The effect of cooling to different subzero temperatures on dog sperm cryosurvival

Contents The objective was to assess the effect of cooling to different subzero temperatures around ice formation (−5°C) on dog sperm cryosurvival and plasma membrane fluidity. Semen was centrifuged, and sperm were resuspended in a Tris‐egg yolk medium (3% glycerol). Diluted sperm were cooled from 22 to 5°C, and then, a Tris‐egg yolk medium containing 7% glycerol was added (final concentration of 5% glycerol and 200 × 10 6  cells/ml). Sperm were packaged in 0.5‐ml plastic straws, and equilibration was done 16 hr at 5°C before freezing. I. Straws ( n  = 47) at 5°C were exposed to nitrogen vapours to determine the freezing point.

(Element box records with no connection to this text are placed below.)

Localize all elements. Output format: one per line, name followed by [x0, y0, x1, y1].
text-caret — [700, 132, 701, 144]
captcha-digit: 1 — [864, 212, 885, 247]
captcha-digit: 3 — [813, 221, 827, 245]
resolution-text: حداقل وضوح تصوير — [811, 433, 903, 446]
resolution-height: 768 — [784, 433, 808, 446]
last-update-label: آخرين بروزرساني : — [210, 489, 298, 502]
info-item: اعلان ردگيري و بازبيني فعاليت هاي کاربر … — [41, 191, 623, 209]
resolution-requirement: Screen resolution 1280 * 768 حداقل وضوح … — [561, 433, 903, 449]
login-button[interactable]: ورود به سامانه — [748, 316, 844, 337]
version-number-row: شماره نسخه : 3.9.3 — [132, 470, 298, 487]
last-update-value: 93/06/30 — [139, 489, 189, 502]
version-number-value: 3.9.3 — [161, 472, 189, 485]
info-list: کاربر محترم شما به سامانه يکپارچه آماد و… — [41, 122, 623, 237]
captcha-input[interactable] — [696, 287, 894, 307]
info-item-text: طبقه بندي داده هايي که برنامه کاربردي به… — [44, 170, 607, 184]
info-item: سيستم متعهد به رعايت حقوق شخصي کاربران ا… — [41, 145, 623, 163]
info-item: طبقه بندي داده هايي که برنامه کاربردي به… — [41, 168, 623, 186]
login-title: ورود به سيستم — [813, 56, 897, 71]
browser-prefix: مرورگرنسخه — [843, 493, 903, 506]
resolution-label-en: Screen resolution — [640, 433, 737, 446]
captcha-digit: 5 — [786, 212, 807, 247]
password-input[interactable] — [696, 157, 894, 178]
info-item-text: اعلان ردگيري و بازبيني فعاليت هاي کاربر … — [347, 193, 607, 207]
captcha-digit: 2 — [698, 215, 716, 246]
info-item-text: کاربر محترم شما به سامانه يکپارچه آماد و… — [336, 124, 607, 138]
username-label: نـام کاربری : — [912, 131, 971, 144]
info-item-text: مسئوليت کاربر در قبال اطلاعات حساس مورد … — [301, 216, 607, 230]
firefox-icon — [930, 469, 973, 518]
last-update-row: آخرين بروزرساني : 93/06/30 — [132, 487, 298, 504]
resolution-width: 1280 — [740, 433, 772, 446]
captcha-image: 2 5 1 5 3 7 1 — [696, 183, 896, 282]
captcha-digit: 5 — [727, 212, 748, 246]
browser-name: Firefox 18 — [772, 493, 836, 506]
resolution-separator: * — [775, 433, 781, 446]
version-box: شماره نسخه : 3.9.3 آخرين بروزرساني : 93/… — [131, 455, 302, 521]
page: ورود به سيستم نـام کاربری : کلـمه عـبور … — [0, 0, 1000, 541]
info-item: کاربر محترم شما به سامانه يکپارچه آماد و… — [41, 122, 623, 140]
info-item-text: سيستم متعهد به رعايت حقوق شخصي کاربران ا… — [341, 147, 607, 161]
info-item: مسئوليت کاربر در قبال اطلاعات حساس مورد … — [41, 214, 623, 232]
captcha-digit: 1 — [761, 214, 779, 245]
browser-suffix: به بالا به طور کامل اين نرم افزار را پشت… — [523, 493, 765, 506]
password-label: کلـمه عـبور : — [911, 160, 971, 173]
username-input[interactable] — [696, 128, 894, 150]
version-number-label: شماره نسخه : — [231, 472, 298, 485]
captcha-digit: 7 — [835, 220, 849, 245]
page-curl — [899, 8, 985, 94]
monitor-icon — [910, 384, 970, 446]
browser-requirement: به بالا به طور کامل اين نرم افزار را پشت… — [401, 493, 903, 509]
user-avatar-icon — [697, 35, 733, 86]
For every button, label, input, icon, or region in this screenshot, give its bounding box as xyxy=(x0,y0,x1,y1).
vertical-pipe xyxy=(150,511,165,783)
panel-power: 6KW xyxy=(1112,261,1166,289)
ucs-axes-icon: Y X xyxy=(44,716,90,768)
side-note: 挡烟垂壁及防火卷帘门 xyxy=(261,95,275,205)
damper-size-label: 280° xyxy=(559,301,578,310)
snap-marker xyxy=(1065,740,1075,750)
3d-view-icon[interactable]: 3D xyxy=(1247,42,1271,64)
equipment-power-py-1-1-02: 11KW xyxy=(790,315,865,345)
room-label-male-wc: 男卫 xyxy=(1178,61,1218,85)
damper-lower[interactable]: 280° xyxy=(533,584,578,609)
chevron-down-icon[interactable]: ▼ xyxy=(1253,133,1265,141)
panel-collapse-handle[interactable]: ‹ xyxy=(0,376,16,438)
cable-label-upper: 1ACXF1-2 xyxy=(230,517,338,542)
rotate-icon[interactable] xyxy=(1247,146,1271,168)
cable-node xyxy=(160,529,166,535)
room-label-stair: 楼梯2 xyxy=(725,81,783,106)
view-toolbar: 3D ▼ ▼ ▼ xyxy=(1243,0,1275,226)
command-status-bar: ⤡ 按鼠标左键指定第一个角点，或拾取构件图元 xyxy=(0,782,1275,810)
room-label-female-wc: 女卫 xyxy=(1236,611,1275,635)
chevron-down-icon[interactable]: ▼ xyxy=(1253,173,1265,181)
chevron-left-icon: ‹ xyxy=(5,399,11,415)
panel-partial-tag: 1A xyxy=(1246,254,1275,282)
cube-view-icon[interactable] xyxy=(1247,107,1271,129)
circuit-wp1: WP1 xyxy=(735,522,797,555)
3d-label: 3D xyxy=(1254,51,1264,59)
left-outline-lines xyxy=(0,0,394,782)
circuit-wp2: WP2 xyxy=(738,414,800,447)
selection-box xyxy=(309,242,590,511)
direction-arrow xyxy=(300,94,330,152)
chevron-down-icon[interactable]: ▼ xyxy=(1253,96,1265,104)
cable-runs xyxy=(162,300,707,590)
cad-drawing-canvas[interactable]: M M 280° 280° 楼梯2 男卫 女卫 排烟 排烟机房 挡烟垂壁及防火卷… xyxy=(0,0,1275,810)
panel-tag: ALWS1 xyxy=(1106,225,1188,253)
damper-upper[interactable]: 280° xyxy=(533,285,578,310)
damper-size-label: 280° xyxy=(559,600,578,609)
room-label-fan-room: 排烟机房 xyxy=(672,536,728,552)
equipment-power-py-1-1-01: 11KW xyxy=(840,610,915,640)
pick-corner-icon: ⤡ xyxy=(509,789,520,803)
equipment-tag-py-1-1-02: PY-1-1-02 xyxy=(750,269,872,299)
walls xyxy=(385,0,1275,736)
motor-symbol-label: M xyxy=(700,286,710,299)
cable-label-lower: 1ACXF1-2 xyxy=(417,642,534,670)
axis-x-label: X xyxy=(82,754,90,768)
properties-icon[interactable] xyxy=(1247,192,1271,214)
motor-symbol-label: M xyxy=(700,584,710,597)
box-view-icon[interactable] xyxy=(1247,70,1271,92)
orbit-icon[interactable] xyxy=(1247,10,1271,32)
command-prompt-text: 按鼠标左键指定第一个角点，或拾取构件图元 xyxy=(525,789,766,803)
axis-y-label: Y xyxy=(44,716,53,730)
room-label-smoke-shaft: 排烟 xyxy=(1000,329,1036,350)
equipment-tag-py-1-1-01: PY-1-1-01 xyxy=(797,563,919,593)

II . Other straws (from different ejaculates) processed as mentioned, were further cooled to −3, −5 or −7°C and immediately rewarmed in a water bath at 37°C. Motility, plasma membrane functionality and acrosome integrity were assessed. III . Other straws (from different ejaculates) processed as mentioned were further cooled to −3 or −5°C, frozen over nitrogen vapours and stored in liquid nitrogen for one month. Straws were thawed in a water bath at 38°C for 30 s. Motility, plasma membrane functionality, plasma membrane integrity, acrosome integrity, capacitation status and plasma membrane fluidity were assessed. Ice nucleation temperature was −14.3 ± 2.05°C (mean ±  SD ); cooling to +5, −3, −5 and −7°C, without freezing, produces no differences on sperm quality between target temperatures; cooling to +5, −3, and −5°C produced no differences on sperm survival and plasma membrane fluidity after freeze–thawing. In conclusion, cooling of dog spermatozoa to different subzero temperatures did not improve sperm cryosurvival and had no effect on plasma membrane fluidity after thawing.